Seçim meydanlarında halka verilen sözlerin tutulması için kelle koltukta mücadele veren birisi. ‘Satmayacağız dedik, sattırmam. Çocuğumun önüne geçip baban şeref sözünü tutmadı. O da klasik siyasetçi, dönek’ demesinler diye her şeyi göze alan bir memleket sevdalısı.

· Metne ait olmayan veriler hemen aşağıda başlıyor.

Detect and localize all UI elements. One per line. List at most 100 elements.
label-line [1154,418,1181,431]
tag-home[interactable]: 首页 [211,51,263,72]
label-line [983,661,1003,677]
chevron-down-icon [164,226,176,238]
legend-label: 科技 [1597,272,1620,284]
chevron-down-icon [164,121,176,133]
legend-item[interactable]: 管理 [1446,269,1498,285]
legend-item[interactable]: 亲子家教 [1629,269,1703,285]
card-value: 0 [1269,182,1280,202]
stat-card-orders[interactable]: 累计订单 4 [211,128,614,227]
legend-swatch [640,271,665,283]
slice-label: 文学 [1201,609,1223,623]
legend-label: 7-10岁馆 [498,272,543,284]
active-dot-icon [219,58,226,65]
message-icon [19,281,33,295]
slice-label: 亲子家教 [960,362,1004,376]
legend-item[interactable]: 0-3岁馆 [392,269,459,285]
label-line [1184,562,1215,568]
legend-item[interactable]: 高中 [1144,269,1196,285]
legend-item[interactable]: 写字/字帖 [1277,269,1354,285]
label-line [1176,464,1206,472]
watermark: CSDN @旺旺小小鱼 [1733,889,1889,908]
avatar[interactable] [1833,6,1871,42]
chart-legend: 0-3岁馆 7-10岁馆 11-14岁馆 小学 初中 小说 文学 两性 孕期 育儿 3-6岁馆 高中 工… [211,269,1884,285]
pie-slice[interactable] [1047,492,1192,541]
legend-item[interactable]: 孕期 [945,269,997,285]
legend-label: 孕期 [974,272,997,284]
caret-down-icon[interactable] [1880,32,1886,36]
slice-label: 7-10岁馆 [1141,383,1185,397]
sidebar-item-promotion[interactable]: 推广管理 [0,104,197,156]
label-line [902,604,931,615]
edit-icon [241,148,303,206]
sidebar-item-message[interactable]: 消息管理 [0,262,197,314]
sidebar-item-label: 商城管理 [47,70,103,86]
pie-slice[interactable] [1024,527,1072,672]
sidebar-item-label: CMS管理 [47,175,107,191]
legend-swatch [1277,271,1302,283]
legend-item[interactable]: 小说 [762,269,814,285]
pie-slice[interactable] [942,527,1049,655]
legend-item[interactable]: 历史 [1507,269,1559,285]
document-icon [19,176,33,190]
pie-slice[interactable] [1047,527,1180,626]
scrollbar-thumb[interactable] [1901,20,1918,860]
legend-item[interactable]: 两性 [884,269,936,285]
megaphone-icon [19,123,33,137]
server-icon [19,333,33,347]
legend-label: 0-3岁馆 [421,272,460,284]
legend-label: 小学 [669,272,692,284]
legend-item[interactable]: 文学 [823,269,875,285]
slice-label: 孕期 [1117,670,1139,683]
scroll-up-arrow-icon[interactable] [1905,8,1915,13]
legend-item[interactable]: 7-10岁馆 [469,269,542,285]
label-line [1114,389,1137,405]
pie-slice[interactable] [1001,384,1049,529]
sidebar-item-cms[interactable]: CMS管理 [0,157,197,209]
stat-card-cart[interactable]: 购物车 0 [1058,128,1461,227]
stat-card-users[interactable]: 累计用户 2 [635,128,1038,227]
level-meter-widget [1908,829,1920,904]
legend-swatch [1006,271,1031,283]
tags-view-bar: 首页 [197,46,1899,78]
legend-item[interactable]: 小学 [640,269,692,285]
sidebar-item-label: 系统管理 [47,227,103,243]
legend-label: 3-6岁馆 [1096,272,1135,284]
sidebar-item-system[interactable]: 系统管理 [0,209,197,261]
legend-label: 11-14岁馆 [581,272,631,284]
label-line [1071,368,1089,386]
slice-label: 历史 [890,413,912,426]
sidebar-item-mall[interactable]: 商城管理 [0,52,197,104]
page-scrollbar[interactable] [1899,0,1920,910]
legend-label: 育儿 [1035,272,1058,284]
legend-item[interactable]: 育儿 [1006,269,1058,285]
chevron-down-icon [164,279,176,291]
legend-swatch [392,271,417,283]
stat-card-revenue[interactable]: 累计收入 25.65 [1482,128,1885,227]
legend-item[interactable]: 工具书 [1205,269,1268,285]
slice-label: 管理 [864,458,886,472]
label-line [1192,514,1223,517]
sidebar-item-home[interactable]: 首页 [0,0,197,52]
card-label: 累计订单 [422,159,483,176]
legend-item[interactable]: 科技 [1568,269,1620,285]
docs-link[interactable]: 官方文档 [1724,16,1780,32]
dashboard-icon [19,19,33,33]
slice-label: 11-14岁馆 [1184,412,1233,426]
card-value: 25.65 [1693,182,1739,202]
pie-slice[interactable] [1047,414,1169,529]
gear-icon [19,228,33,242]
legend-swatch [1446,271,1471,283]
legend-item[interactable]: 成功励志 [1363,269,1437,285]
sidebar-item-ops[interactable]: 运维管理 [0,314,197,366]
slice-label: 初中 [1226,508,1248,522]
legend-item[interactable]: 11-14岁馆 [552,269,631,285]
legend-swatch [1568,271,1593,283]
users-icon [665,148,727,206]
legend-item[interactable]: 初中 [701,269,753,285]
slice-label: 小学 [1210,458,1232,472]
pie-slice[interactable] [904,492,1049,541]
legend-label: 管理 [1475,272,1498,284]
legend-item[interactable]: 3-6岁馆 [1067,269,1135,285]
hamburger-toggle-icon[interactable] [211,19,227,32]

İhraç edin bakalım. Geride kalanlar sen ben bizim oğlan orta yerde cascavlak kalınca renginiz nasıl gözükecek, hep birlikte göreceğiz. Köylerle birlikte kalan 9 yüz oyunuz da 90’a çakılır, bu millet de sizi bir güzel tokatlar sandıkta hep birlikte göbek kaşırız artık…
*****
Bir diğer hatırlatmam da Tire Süt Kooperatifi Başkanı Sayın Mahmut Eskiyörük başkanımla ilgili olacak. İlginçtir, tüm çalışmalarını yakından izlediğim halde, kendine has yoğurt yiyişi ile 8 yılda 15 kat büyüttüğü kooperatifin geldiği noktada çok enteresan bir manzara duruyor. Türkiye’nin hatta dünyanın her bir yanından insanlar bu çalışma modelini incelemeye geliyorlar. Birlik ve beraberlik gerçek anlamda tesis edildiğinde neler başarılabileceğinin en bariz örneğinin alt yapısını öğrenmeye geliyorlar.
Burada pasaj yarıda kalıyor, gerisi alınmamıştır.